Conselhos que se vendem na Internet

Uma navegada trivial pelos feeds das mídias sociais, em especial o Instagram e certamente seremos apresentados a métodos vencedores de investir, tocar guitarra, cozinhar, virar DJ, falar em publico, aprender a cuidar da saúde, dos pets, exercitar a calistenia, falar qualquer idioma em poucos meses ou criar os filhos.

Uma mistura de EAD, auto-ajuda e coaching de tudo

Os macrotemas ligados à carreira, relacionamento, estilo de vida e bem-estar existem aos milhares. São os infoprodutos.

Basta saber sobre um determinado assunto e transformar em apostilas, videos, webinars, master classes, screencasts, podcatsts, audiobooks ou kits de tudo isso.

Evidentemente, é preciso lançar o produto informacional, hospedar o conteúdo, fazer marketing nas redes sociais, viabilizar os meios de pagamento e distribui-lo aos consumidores.

O modelo basicamente é simples

Você paga e tem acesso imediato ao material de instrução disponibilizado. Tudo absolutamente digital, sem espera, frete, estoque e amplamente escalável tendo em vista o formato do que se vende. Criou, lançou, vende-se as copias replicáveis. São conteúdos voltados para ensinar sobre algum assunto mais específico, ajudar na solução de determinados problemas, dores ou tarefas.

Não apenas já existem empresas especializadas no lançamento e gestão de produtos nesse mercado, como a Hotmart, Monetize, Qualifica e Eduzz, bem como já existem infoprodutos dedicados a ensinar as pessoas a lançar… infoprodutos! O modelo de marketing de afiliados, amplamente adotado nesse ambiente, abre espaço para vendas comissionadas, modelo que lembra as consultoras de beleza da Natura, Avon ou Jequiti. Contudo, é no fundo marketing digital na veia. Muitas vezes começa a prospecção de clientes potenciais chamados de leads que visitam o site, o blog ou perfil na rede social. Chama-se a atenção dele, busca-se por meio de um formulário seu contato e pronto! Um evolução das newsletters. Mas os afiliados comissionados podem ganhar por cliques em banners, leads geradas e vendas efetivadas, por exemplo.

Para isso vale compra de tráfego, midia programática e estratégias SEO – Search Engine Optimization.

Talvez a maior referência no país em lançamentos de produtos digitais seja o empreendedor Erico Rocha, idealizador da fórmula de lançamento “6 em 7”, ou seja, faturar 6 dígitos em apenas 7 dias de venda. Entre várias coisas que Erico ensina é que o produto, a venda e entrega são os três elementos básicos para qualquer lançamento. Para isso, uma lista ou audiência (base), o lançamento em si e entregar mais do que prometeu são fundamentais.

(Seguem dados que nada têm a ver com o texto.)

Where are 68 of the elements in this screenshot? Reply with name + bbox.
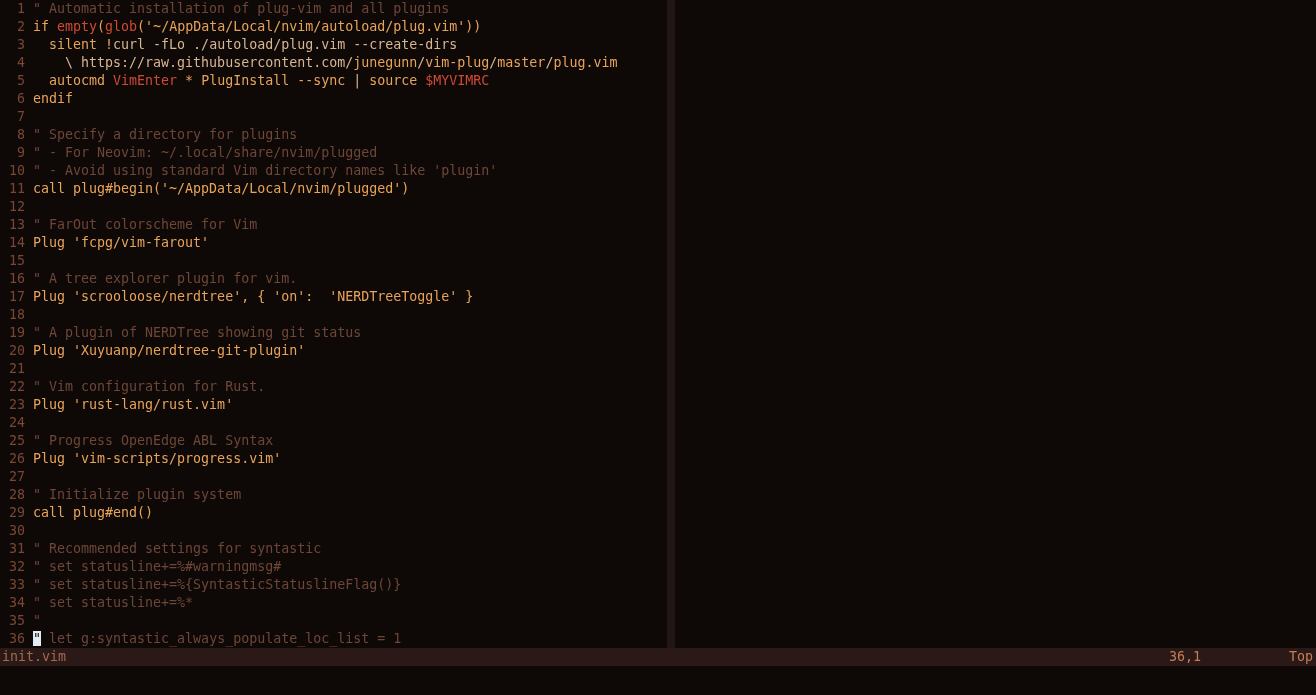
line-number: 22 bbox=[8, 378, 26, 396]
code-line: Plug 'scrooloose/nerdtree', { 'on': 'NERDTreeToggle' } bbox=[33, 288, 474, 306]
code-line: " Progress OpenEdge ABL Syntax bbox=[33, 432, 274, 450]
line-number: 28 bbox=[8, 486, 26, 504]
line-number: 10 bbox=[8, 162, 26, 180]
line-number: 18 bbox=[8, 306, 26, 324]
line-number: 24 bbox=[8, 414, 26, 432]
file-name: init.vim bbox=[1, 648, 68, 666]
code-line: " let g:syntastic_always_populate_loc_list = 1 bbox=[33, 630, 402, 648]
code-line: " FarOut colorscheme for Vim bbox=[33, 216, 258, 234]
cursor-position: 36,1 bbox=[1168, 648, 1202, 666]
line-number: 5 bbox=[16, 72, 26, 90]
line-number: 1 bbox=[16, 0, 26, 18]
line-number: 9 bbox=[16, 144, 26, 162]
code-line: " - Avoid using standard Vim directory names like 'plugin' bbox=[33, 162, 498, 180]
window-separator[interactable] bbox=[667, 0, 675, 648]
code-line: " set statusline+=%* bbox=[33, 594, 194, 612]
line-number: 14 bbox=[8, 234, 26, 252]
line-number: 8 bbox=[16, 126, 26, 144]
code-line: " A plugin of NERDTree showing git status bbox=[33, 324, 362, 342]
code-line: Plug 'fcpg/vim-farout' bbox=[33, 234, 210, 252]
line-number: 29 bbox=[8, 504, 26, 522]
line-number: 23 bbox=[8, 396, 26, 414]
code-line: " Recommended settings for syntastic bbox=[33, 540, 322, 558]
line-number: 11 bbox=[8, 180, 26, 198]
line-number: 20 bbox=[8, 342, 26, 360]
line-number: 16 bbox=[8, 270, 26, 288]
line-number: 3 bbox=[16, 36, 26, 54]
code-line: " A tree explorer plugin for vim. bbox=[33, 270, 298, 288]
code-line: " set statusline+=%#warningmsg# bbox=[33, 558, 282, 576]
code-line: " Vim configuration for Rust. bbox=[33, 378, 266, 396]
code-line: Plug 'rust-lang/rust.vim' bbox=[33, 396, 234, 414]
scroll-position: Top bbox=[1288, 648, 1314, 666]
code-line: " - For Neovim: ~/.local/share/nvim/plugged bbox=[33, 144, 378, 162]
code-line: if empty(glob('~/AppData/Local/nvim/autoload/plug.vim')) bbox=[33, 18, 482, 36]
line-number: 17 bbox=[8, 288, 26, 306]
line-number: 35 bbox=[8, 612, 26, 630]
line-number: 32 bbox=[8, 558, 26, 576]
code-line: " bbox=[33, 612, 41, 630]
line-number: 36 bbox=[8, 630, 26, 648]
code-line: autocmd VimEnter * PlugInstall --sync | source $MYVIMRC bbox=[48, 72, 490, 90]
code-line: endif bbox=[33, 90, 74, 108]
line-number: 31 bbox=[8, 540, 26, 558]
code-line: Plug 'vim-scripts/progress.vim' bbox=[33, 450, 282, 468]
line-number: 34 bbox=[8, 594, 26, 612]
line-number: 13 bbox=[8, 216, 26, 234]
line-number: 4 bbox=[16, 54, 26, 72]
code-line: call plug#end() bbox=[33, 504, 154, 522]
line-number: 7 bbox=[16, 108, 26, 126]
code-line: " Automatic installation of plug-vim and all plugins bbox=[33, 0, 450, 18]
code-line: " Initialize plugin system bbox=[33, 486, 242, 504]
line-number: 26 bbox=[8, 450, 26, 468]
line-number: 6 bbox=[16, 90, 26, 108]
line-number: 30 bbox=[8, 522, 26, 540]
code-line: " Specify a directory for plugins bbox=[33, 126, 298, 144]
code-line: " set statusline+=%{SyntasticStatuslineFlag()} bbox=[33, 576, 402, 594]
code-line: call plug#begin('~/AppData/Local/nvim/plugged') bbox=[33, 180, 410, 198]
code-line: silent !curl -fLo ./autoload/plug.vim --create-dirs bbox=[48, 36, 458, 54]
line-number: 12 bbox=[8, 198, 26, 216]
line-number: 21 bbox=[8, 360, 26, 378]
line-number: 2 bbox=[16, 18, 26, 36]
line-number: 33 bbox=[8, 576, 26, 594]
line-number: 27 bbox=[8, 468, 26, 486]
line-number: 25 bbox=[8, 432, 26, 450]
line-number: 15 bbox=[8, 252, 26, 270]
code-line: Plug 'Xuyuanp/nerdtree-git-plugin' bbox=[33, 342, 306, 360]
line-number: 19 bbox=[8, 324, 26, 342]
code-line: \ https://raw.githubusercontent.com/junegunn/vim-plug/master/plug.vim bbox=[64, 54, 618, 72]
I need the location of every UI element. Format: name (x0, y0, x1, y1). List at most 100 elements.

Entretanto, tenho observado que há pessoas que se apresentam como autoridades em qualquer coisa. Geram seus infoprodutos sobre temas de outros infoprodutos que sequer terminaram de consumir como em um modelo de telefone sem fio que vai deixando a correta informação pelo caminho. Por isso, é preciso estar mais uma vez atento aos impostores. Os vendedores de geladeiras para esquimós agora contam com ferramentas poderosas para escalonamento das picaretagens.

O mercado de investimentos em Bolsa de Valores é um bom exemplo

Tendo em vista a explosão de pessoas físicas na posição de traders, facilitadas por baixos juros e pouco retornos dos fundos mais aplicações indutivas de home broker, teses são oferecidas aos montes.

Muitos desses personagens se apresentam como influencers digitais no Twitter na comunidade Fintwit, que existe fora do país, mas que por aqui tem uma relevância imensa. Debates acalorados, memes e muita, muita tensão com as mudanças de humor dos mercados são rotina.

Um modelo de infoproduto explorado por essa turma é área de membros, uma espécie de clube restrito e que obviamente gera recorrência mensal dos “infoconsumidores.” Estratégias de ações, cursos, tudo em um ambiente único, simples e facilmente acessado.

Personalidades no digital mais ousadas fazem da própria sensualidade um produto digital sugerindo em fotos provocantes nas redes sociais, porém, revelando nudes e performances mais picantes ao vivo em ambientes pagos, a exemplo do serviço OnlyFans. Em que pese não seja um Information Product que vise a transmissão de algum conhecimento específico, segue modelos de marketing igualmente bem-sucedidos.

Em épocas de um distanciamento social maior do que esperado e home office, a produção e o consumo de conteúdo e informação produtada explodiram e nada indica uma reversão. Transmissão de conhecimento é algo formidável e necessário que a internet proporciona e não há nada de errado em monetizar isso.

Alias, como vovó já dizia se conselho fosse bom não se dava, se vendia. A sabedoria popular encontrou forma e meios para se consolidar.